The Hebrew name for the collection is Praises and the Greek translation of that word is psalmos, referring to the twang of a stringed instrument. These verses were meant to be sung by God’s children, together raising their voices in praise, sorrow, wonder, weeping, repentance, and love. The ancient Israelites prayed and sang the Psalms; the earliest Christians prayed and sang the Psalms; and Catholics today still pray and sing the Psalms at every single Mass, every single day, all over the world. Not only is a responsorial song or chant of a Psalm part of the liturgical order, many hymns and choruses are penned directly from a Psalm.

psalmsAccording to the Catechism of the Catholic Church, “The Psalms both nourished and expressed the prayer of the people of God . . . their prayer is inseparably personal and communal; it concerns both those who are praying and all men (#2586).”

“The Psalter is the book in which the word of God becomes man’s prayer. The same Spirit inspires both God’s work and man’s response. Christ will unite the two. In him, the Psalms continue to teach us how to pray (#2587).”

“Prayed and fulfilled in Christ, the Psalms are an essential and permanent element of the prayer of the Church. They are suitable for men of every condition and time (#2597).”

I am an Irish girl who grew up in Southeastern New England, so poets dear to me include Robert Frost, William Butler Yeats, William Wordsworth, and Katharine Tynan. Their words about our earth, our families, humanity’s beauty and trouble, and the yearnings of the heart calm and inspire me. But the Psalms do that, too, along with the knowledge that the words passed down are definitely from God.

How many times is Psalm 23 murmured as a prayer for peace? “The Lord is my shepherd; there is nothing I lack. In green pastures you let me rest; to safe waters you lead me . . . I fear no harm for you are at my side; your rod and staff give me courage . . . I will dwell in the house of the Lord forever.”

How many times have I recited for strength my favorite Psalm 27? “The Lord is my light and my salvation; whom do I fear? The Lord is my life’s refuge; of whom am I afraid?
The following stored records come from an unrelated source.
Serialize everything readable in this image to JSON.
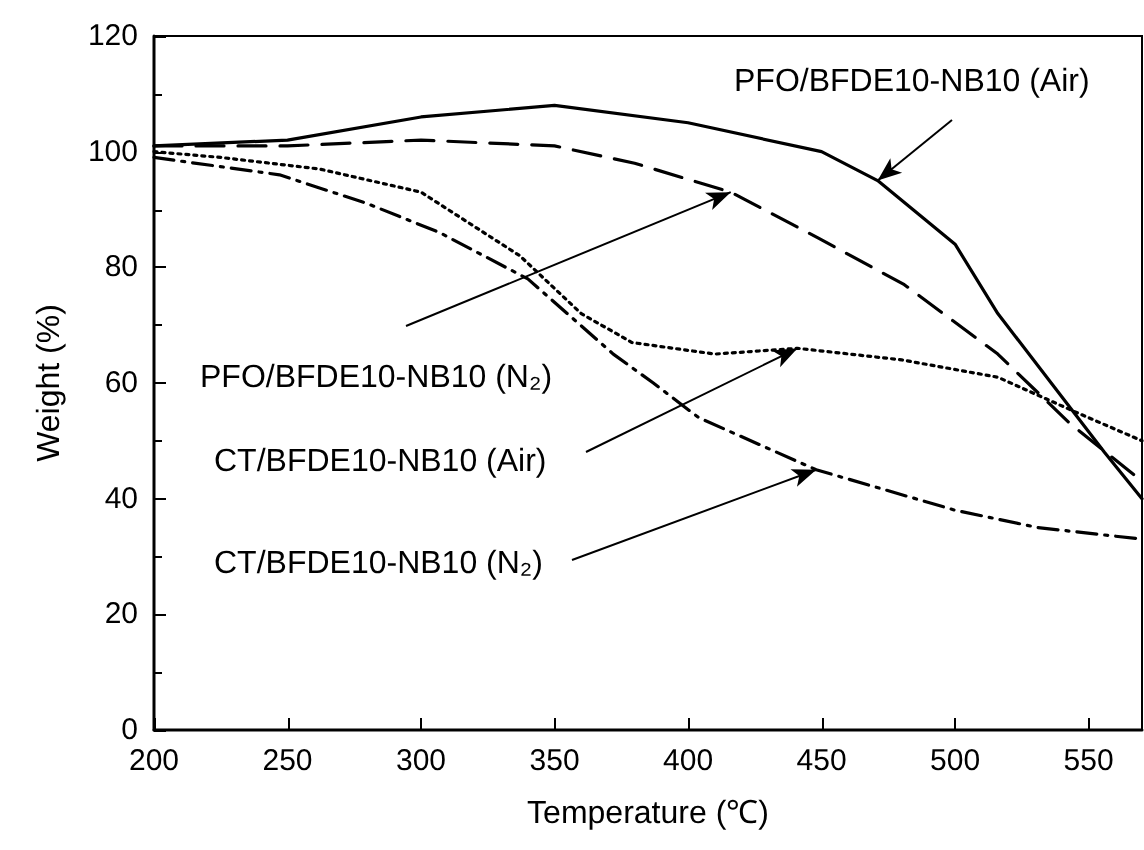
{
  "chart_data": {
    "type": "line",
    "xlabel": "Temperature (℃)",
    "ylabel": "Weight (%)",
    "xlim": [
      200,
      570
    ],
    "xticks": [
      200,
      250,
      300,
      350,
      400,
      450,
      500,
      550
    ],
    "ylim": [
      0,
      120
    ],
    "yticks": [
      0,
      20,
      40,
      60,
      80,
      100,
      120
    ],
    "grid": false,
    "marker": "none",
    "annotations": [
      {
        "text": "PFO/BFDE10-NB10 (Air)",
        "x": 471,
        "y": 95
      },
      {
        "text": "PFO/BFDE10-NB10 (N₂)",
        "x": 416,
        "y": 93
      },
      {
        "text": "CT/BFDE10-NB10 (Air)",
        "x": 441,
        "y": 66
      },
      {
        "text": "CT/BFDE10-NB10 (N₂)",
        "x": 448,
        "y": 45
      }
    ],
    "series": [
      {
        "color": "#000000",
        "line_style": "solid",
        "x": [
          200,
          250,
          300,
          350,
          400,
          450,
          471,
          500,
          516,
          536,
          556,
          570
        ],
        "values": [
          101,
          102,
          106,
          108,
          105,
          100,
          95,
          84,
          72,
          60,
          48,
          40
        ]
      },
      {
        "color": "#000000",
        "line_style": "dashed",
        "x": [
          200,
          250,
          300,
          350,
          380,
          416,
          449,
          481,
          516,
          543,
          570
        ],
        "values": [
          101,
          101,
          102,
          101,
          98,
          93,
          85,
          77,
          65,
          53,
          43
        ]
      },
      {
        "color": "#000000",
        "line_style": "dotted",
        "x": [
          200,
          225,
          262,
          300,
          337,
          360,
          379,
          410,
          441,
          480,
          516,
          545,
          570
        ],
        "values": [
          100,
          99,
          97,
          93,
          82,
          72,
          67,
          65,
          66,
          64,
          61,
          55,
          50
        ]
      },
      {
        "color": "#000000",
        "line_style": "dashdot",
        "x": [
          200,
          247,
          280,
          307,
          340,
          372,
          387,
          404,
          448,
          500,
          531,
          570
        ],
        "values": [
          99,
          96,
          91,
          86,
          78,
          65,
          60,
          54,
          45,
          38,
          35,
          33
        ]
      }
    ]
  }
}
One thing I ask of the Lord, this I seek: to dwell in the house of the Lord all the days of my life, to gaze on the beauty of the Lord, to visit his temple . . . wait for the Lord, take courage, be stouthearted and wait for the Lord!”

We have yelled with King David. “Answer when I call, my saving God. In my troubles, clear a way. Show me favor; hear my prayer.” (4:2) And, “Have pity on me, Lord, for I am weak. Heal me Lord for my bones are trembling.” (6:3)

We have shouted with joy. “O Lord our Lord, how awesome is your name through all the earth! You have set your majesty above the heavens!” (8:1) And, “All you people clap your hands; shout to God with joyful cries!” (47:1)

We have wept. “How long, Lord? Will you utterly forget me? How long must I carry sorrow in my soul?” (13:1-3) And, “Listen to my cry for help for I am brought very low. Rescue me from my pursuers for they are too strong for me.” (142:7)

We have taken a deep breath. “I trust in your faithfulness. Grant my heart joy in your help so that I may sing of the Lord; how good our God has been to me!” (13:6) And, “I wait for you, O Lord. I lift up my soul to my God. In you I trust; do not let me be disgraced.” (25:1-2)

We have repented. “I know my offense; my sin is always before me. Against you alone have I sinned; I have done evil in your sight that you are just when you condemn. Cleanse me with hyssop that I may be pure; wash me that I may be whiter than snow.” (52:5; 6,9)

We have exulted in the earth- “Let the heavens be glad and the earth rejoice; let the sea and what fills it resound; let the plains be joyful and all that is in them. Then let the trees of the forest rejoice before the Lord who comes to govern the earth.” (96:11-13)

And we have sung praises. “How good to celebrate our God in song; how sweet to sing fitting praise. We sing to the Lord with thanksgiving and celebrate our God with the lyre!” (147:1,7)

May we read the Psalms again and be closer to our brothers and sisters in the Faith, those here and those in heaven. May we read the Psalms again and be closer to God, our loving creator.